You are forgetting that angular momentum is L = Iw = mvr where I = mr^2. Thus, when using rotation rate, angular momentum is proportional to radius squared, when considering linear movement rate, angular momentum is only proportional to radius. Thus, angular momentum does increase with wheel size. However, angular momentum is irrelevant and doesn't affect bike handling, as have been proved with the experimental bikes where angular momentum is cancelled by counter-rotation.

And the relative change in wheel angular momentum required to accelerate or decelerate to bike by a certain amount should also be exactly the same.

You're considering the wrong figure. If you accelerate, you are interested in energy not angular momentum. Energy is not dependent on wheel size if mass is the same. However a smaller wheel could have lower mass, but to achieve that effect, you have to have a larger difference than just 559mm vs 622mm. Consider for example Brompton vs 622mm. But you won't enjoy the Brompton. It will transfer all obstacles as larger bumps to you, the rider. A 622mm bike on the other hand is well enjoyable.

Or is my understanding of the physics incorrect, and there really is a "angular momentum" difference between wheel sizes?

There is difference in angular momentum. There is no difference in angular energy (assuming identical mass). However, angular momentum is irrelevant, but angular energy is relevant.

In theory, bike wheels are not discs, but since the same tire casings and same rim extrusions are often used for both 26 and 29 inch versions of rims and tires, let's assume the circumferential density of the tire and rim stay the same for different wheel sizes.

If circumferential density is the same, then smaller wheel does indeed have smaller mass. However the effect is not large. But if this effect is present, then indeed a smaller wheel does have both smaller angular momentum and also smaller angular energy. But not by much.

Answer 2

Rotation weight and angular momentum have very little, if anything, to do with it.
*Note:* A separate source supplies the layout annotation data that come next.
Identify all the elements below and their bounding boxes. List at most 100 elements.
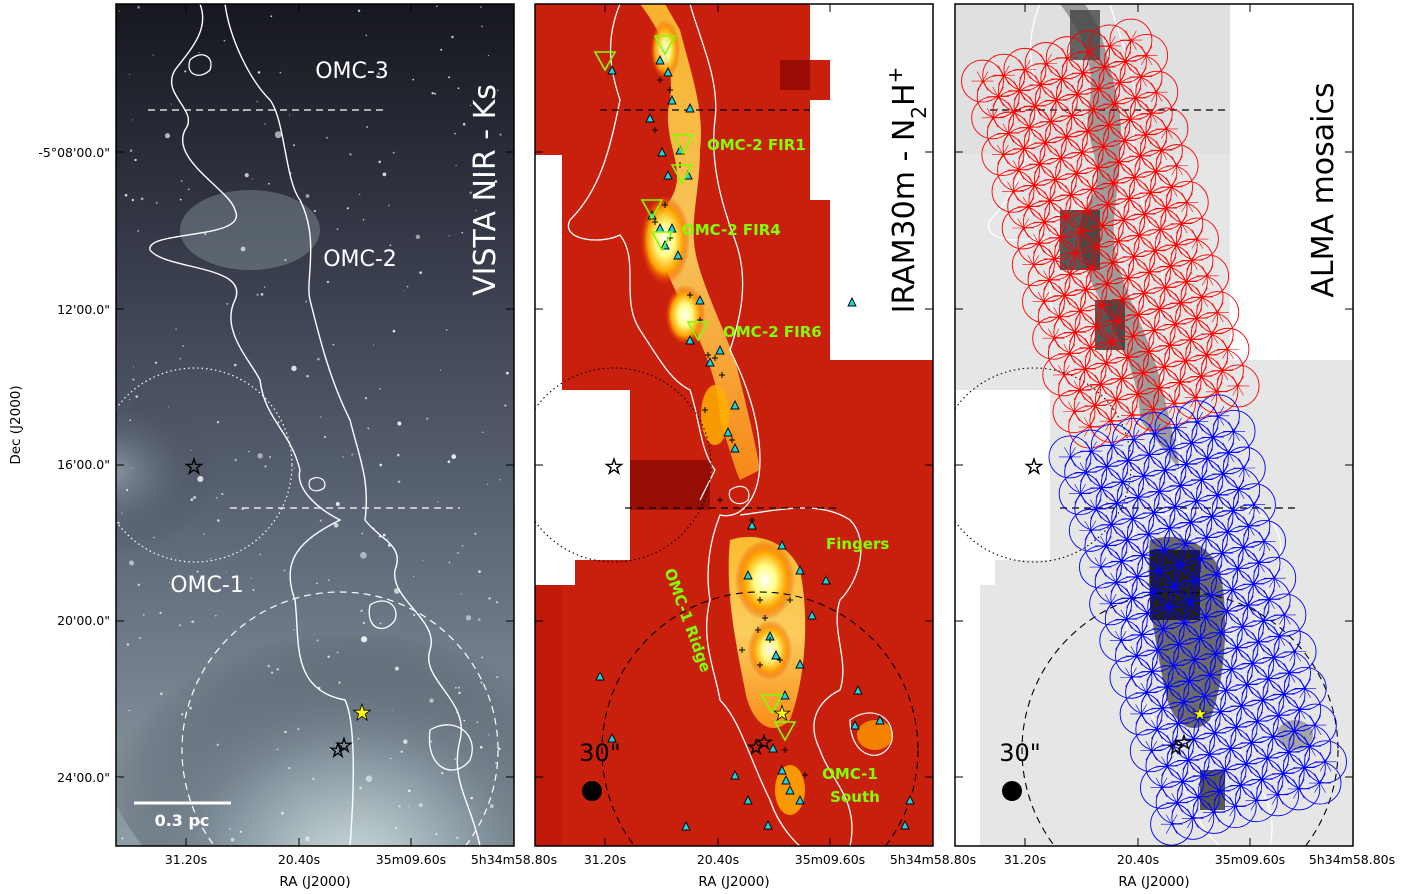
nir-star xyxy=(129,74,131,76)
alma-gray-east xyxy=(1277,720,1313,750)
nir-star xyxy=(320,416,322,418)
panel-alma-frame xyxy=(954,3,1354,847)
nir-star xyxy=(487,54,490,57)
nir-star xyxy=(153,536,155,539)
nir-star xyxy=(269,419,272,421)
nir-star xyxy=(184,70,187,73)
nir-star xyxy=(159,692,163,696)
alma-trapezium-dashed-circle xyxy=(1021,591,1339,846)
nir-star xyxy=(203,533,205,535)
nir-star xyxy=(190,498,194,501)
dec-tick-label: 12'00.0" xyxy=(57,302,110,317)
dec-tick-label: 24'00.0" xyxy=(57,770,110,785)
nir-star xyxy=(382,172,387,177)
nir-star xyxy=(461,231,464,234)
nir-star xyxy=(365,775,373,782)
nir-star xyxy=(182,345,185,347)
fir-marker xyxy=(671,134,695,155)
iram-fingers-peak xyxy=(735,540,795,620)
nir-star xyxy=(351,453,354,456)
mosaic-pointing-south xyxy=(1256,773,1300,817)
nir-star xyxy=(135,395,139,399)
nir-star xyxy=(378,160,382,164)
nir-star xyxy=(448,561,451,564)
nir-star xyxy=(392,329,396,333)
nir-star xyxy=(412,78,415,81)
ra-tick-label: 35m09.60s xyxy=(1215,852,1285,867)
nir-star xyxy=(474,532,477,535)
nir-star xyxy=(479,6,482,8)
nir-star xyxy=(229,828,231,830)
nir-star xyxy=(335,502,340,507)
nir-star xyxy=(140,197,144,201)
y-axis-label: Dec (J2000) xyxy=(8,385,24,464)
protostar-triangle xyxy=(780,689,790,700)
panel-alma: ☆ ★ ☆ ☆ 30" ALMA mosaics xyxy=(955,4,1353,846)
nir-star xyxy=(260,293,264,296)
nir-star xyxy=(179,198,182,201)
panel-alma-title: ALMA mosaics xyxy=(1306,82,1341,297)
nir-star xyxy=(437,501,439,503)
nir-star xyxy=(429,698,434,703)
nir-star xyxy=(408,805,410,808)
mosaic-pointing-south xyxy=(1079,545,1122,589)
nir-star xyxy=(280,811,284,815)
nir-star xyxy=(397,453,400,457)
mosaic-pointing-south xyxy=(1058,472,1102,516)
mosaic-pointing-south xyxy=(1089,582,1133,626)
protostar-triangle xyxy=(768,742,778,753)
mosaic-pointing-north xyxy=(1001,206,1045,250)
nir-star xyxy=(132,378,135,381)
nir-star xyxy=(197,475,204,483)
protostar-triangle xyxy=(795,658,805,669)
iram-omc2-south-peak xyxy=(701,385,729,445)
protostar-triangle xyxy=(607,64,617,75)
panel-nir-frame xyxy=(115,3,515,847)
nir-star xyxy=(434,92,436,95)
nir-star xyxy=(429,740,433,743)
nir-star xyxy=(359,786,362,790)
iram-star-nu-ori: ☆ xyxy=(604,455,624,480)
nir-n2h-contour xyxy=(149,4,481,846)
nir-star xyxy=(346,802,348,804)
protostar-triangle xyxy=(763,819,773,830)
mosaic-pointing-south xyxy=(1213,785,1257,829)
nir-star xyxy=(189,706,193,710)
nir-star xyxy=(392,709,394,711)
nir-star xyxy=(293,628,295,631)
protostar-cross xyxy=(749,517,755,523)
protostar-triangle xyxy=(795,794,805,805)
protostar-cross xyxy=(652,219,658,225)
ra-tick-label: 35m09.60s xyxy=(795,852,865,867)
protostar-cross xyxy=(757,662,763,668)
nir-star xyxy=(239,332,241,334)
nir-star xyxy=(124,193,128,197)
nir-star xyxy=(400,750,403,753)
nir-star xyxy=(362,218,365,221)
nir-star xyxy=(121,512,123,514)
iram-beam-circle xyxy=(582,781,602,801)
nir-star xyxy=(283,569,286,572)
nir-star xyxy=(458,691,461,695)
nir-star xyxy=(293,144,295,147)
protostar-triangle xyxy=(685,334,695,345)
nir-star xyxy=(412,575,415,578)
nir-star xyxy=(274,131,282,139)
nir-star xyxy=(256,100,258,103)
iram-fir-markers xyxy=(593,35,797,742)
iram-beam-label: 30" xyxy=(579,739,621,767)
nir-star xyxy=(497,747,501,751)
alma-beam-circle xyxy=(1002,781,1022,801)
nir-star xyxy=(419,271,422,274)
protostar-cross xyxy=(667,87,673,93)
nir-star xyxy=(312,777,315,781)
nir-star xyxy=(457,686,460,689)
nir-star xyxy=(440,48,443,51)
label-omc2-fir1: OMC-2 FIR1 xyxy=(707,136,806,154)
ra-tick-label: 5h34m58.80s xyxy=(1309,852,1395,867)
nir-star xyxy=(121,837,124,840)
nir-star xyxy=(133,366,135,368)
nir-star xyxy=(313,209,317,213)
iram-map-left-bottom-fill xyxy=(535,585,562,846)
29" wheels have a smaller 'strike angle' when they hit an obstacle. Therefore they roll over bumps easier. The larger diameter also means when the wheel drops into a hole, it drops a smaller distance. While it is barely measurable in real world conditions, over thousands of undulations per kilometer, the difference is less effort for the same speed, or more speed for the same effort. Switching to my old 26er from my 29er, the front wheel often 'drops' unexpectedly into holes that my 29er would have rolled right over (though only for the first few kilometers until I get dialed back into the bike).

29ers also have a larger tire volume for same tire width, which means you can run lower pressures for same effective load capacity. Lower pressure MTBing is used to increase traction and small bump compliance. A modern 29er now has much wider tires than old 26er (2.4" vs 2.1"), so direct comparisons are hard.

26" wheels are often talked about as being more agile, but again it's not about the weight or angular momentum. The axle is lower and wheel stiffer (see later comment though). A lower axle leads to a lower center of gravity, and stiffer wheel leads to greater responsiveness. Forks are shorter, all being equal, making fork flex less noticeable.

Frame geometry plays a huge role in this. The real comparison is early 29ers vs 26ers, not a modern 29er. In the early days the were made by taking a 26er frame, making the seat tubes and stays a bit longer, increasing the fork length, and calling it a 29er. These bikes went better in a straight line, and rolled off rough stuff much better than any 26er before them, but they cornered liked a beached whale. The wheels were relatively flexible and poorly supported by low spoke angles.

A decade on…

• We have boosted axle widths to make spoke angles more realistic
• Forks now carry much bigger diameter stanchions, making them probably stiffer than 26" forks of a decade ago
• The frame geometry has completely changed

Overall the difference between 29er and 26er, while still there (if they still built them), would be hard to detect.